The room was on edge. Homeowners clutched numbered slips of green paper, waiting for their appointments. In the meantime, they chatted with their neighbors, swapping horror stories and laughing gloomily about hours-long phone calls that left them navigating complex automated systems only to be hung up on somewhere between here and there.

Councilman Tony Young hosted the event along with representatives of Gov. Arnold Schwarzenegger. Young said even though he monitors the rising foreclosure numbers, last night’s throng gave him a physical sense of how big the problem is.

“I’m a little overwhelmed, because you are the people that I represent,” he said last night. “We’re going to do this together.”

Once they started calling numbers, I sat down next to a La Mesa couple, Lela and James Mazzeo. They have two kids, aged 2 and 3, and they admit they were caught up in the real estate frenzy earlier this decade: They own five properties.

They’re in particular trouble on one that they poured money into rehabbing after it was left trashed by some tenants. It hasn’t sold after several months of sitting, empty.

As they told me their story, they shared some bleak analysis of their own situation and of the housing market. Their primary residence isn’t affected, they said, but their life savings are wrapped up in their other properties.

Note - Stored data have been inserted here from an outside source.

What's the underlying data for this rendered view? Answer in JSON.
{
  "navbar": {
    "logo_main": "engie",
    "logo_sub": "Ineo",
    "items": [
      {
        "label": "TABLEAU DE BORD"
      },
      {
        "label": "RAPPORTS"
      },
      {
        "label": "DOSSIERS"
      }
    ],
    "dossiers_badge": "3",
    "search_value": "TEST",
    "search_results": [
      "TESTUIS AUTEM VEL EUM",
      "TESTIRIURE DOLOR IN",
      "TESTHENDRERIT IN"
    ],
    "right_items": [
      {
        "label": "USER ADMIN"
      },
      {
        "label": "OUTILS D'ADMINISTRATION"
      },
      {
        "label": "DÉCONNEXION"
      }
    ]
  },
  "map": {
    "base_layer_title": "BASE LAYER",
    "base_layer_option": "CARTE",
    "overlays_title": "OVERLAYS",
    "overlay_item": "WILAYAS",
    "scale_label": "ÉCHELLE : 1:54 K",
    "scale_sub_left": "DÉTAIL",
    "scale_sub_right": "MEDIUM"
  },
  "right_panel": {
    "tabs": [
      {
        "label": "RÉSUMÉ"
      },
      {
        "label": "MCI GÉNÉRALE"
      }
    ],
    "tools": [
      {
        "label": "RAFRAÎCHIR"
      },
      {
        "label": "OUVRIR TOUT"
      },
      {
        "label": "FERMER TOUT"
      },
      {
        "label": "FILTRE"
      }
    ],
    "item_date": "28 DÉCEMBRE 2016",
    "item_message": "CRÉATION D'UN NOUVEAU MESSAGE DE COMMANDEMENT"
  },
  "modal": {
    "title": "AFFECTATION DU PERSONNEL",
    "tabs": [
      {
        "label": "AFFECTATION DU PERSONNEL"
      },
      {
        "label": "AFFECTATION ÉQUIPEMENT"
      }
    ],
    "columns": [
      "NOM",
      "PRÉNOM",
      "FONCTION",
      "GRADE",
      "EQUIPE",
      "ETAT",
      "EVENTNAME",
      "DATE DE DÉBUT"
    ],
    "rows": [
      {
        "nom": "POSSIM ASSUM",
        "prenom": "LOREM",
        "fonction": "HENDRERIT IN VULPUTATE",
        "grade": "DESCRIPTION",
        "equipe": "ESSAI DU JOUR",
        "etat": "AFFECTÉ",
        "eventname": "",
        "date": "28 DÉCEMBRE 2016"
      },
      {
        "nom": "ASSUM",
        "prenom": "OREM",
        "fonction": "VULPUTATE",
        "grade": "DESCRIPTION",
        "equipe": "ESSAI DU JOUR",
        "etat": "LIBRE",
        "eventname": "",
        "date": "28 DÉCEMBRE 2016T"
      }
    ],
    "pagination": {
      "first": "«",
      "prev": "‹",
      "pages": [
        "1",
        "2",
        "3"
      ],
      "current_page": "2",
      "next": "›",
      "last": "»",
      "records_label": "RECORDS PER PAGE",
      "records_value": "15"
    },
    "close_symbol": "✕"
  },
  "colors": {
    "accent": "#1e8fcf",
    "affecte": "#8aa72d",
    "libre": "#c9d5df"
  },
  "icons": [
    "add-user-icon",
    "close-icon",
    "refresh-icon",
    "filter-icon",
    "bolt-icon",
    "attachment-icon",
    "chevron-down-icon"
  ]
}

“It’s just a matter of how many we lose before we get to a place where we’re sound financially,” James Mazzeo said. “It’s been like a really long rollercoaster — just down. Just falling, falling, falling.”

Lela Mazzeo said in the past year, they’ve had several tenants with late rents and other problems. It’s exacerbating their trouble, she said.

They said when they bought their first property, they were extra careful. But with the subsequent purchases, borrowing was easy and everybody was doing it. Now James, a construction worker, and Lela, a litigation assistant, are coming to grips with a depressing reality.

Right before I left my seat by the Mazzeos to go speak with some organizers, James leaned over to me, his face grim.

“We’re fulfilling the American Dream,” he said.